Here are the key things he recommends:
Use a password manager
Pretty self-explanatory, but a password manager helps you keep track of all your passwords for your different accounts.
Strong, unique passwords are always recommended, and a manager will help you keep track of all of them in a safe, locked space.
Install an antivirus
Montgomery says this is essential, or you should 'consult with an IT company that has cybersecurity expertise or cybersecurity company.'
"One of those many options. But talk to somebody unless you're an expert yourself," he explains.
An antivirus protects your computer by detecting and removing viruses and other types of malware that could harm your device.
Use an RFID blocking wallet
RFID stands for radio-frequency identification, and it works by transmitting radio waves to identify and track 'tagged' objects.

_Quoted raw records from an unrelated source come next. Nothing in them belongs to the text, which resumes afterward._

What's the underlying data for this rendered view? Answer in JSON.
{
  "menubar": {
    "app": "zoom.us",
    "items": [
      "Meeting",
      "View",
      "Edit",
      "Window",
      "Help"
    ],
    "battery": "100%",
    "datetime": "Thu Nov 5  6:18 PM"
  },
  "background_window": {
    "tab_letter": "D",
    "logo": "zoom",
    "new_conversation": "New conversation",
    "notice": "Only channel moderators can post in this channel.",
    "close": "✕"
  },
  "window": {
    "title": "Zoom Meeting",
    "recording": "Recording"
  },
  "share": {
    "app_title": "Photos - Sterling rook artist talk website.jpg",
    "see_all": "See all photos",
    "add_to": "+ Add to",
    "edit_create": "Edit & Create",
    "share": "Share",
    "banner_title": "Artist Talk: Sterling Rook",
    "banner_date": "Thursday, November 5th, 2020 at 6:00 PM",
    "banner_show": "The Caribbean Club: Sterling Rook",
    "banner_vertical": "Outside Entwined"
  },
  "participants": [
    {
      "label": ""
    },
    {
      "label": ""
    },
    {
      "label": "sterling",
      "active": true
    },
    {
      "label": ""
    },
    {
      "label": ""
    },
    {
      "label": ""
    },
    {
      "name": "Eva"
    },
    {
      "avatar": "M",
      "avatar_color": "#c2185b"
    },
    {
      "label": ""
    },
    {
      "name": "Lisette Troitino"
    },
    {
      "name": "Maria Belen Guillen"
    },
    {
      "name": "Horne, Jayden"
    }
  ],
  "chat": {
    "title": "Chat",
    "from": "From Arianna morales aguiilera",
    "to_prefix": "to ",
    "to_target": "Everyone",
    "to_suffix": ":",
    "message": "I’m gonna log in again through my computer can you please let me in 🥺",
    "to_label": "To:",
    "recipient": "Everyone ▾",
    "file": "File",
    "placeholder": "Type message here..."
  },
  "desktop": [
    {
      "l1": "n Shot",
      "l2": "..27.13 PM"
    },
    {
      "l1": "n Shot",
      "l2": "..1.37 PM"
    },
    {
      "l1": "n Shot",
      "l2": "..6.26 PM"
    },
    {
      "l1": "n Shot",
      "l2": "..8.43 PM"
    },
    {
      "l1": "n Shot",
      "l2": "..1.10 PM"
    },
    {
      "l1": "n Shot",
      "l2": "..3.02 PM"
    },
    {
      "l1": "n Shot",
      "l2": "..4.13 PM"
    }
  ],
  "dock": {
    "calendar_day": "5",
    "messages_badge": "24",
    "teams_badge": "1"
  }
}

Tech thieves may use an RFID reader to scan your credit card, and an RFID wallet blocks these waves, protecting your information.
Montgomery further explains: "If you wanna be extra safe, use a key FOB that has an RFID shield on it.
"That way, your key FOB doesn't work outside of that shield and can't be cloned."
Be cautious with websites you visit
Put simply by the ethical hacker: "If the browser's telling you the site looks unsafe, then it's probably unsafe."
But if you're told otherwise, he says to make sure the person telling you so is legitimate.
Use your common sense
A bit of an obvious one, but sometimes we can forget.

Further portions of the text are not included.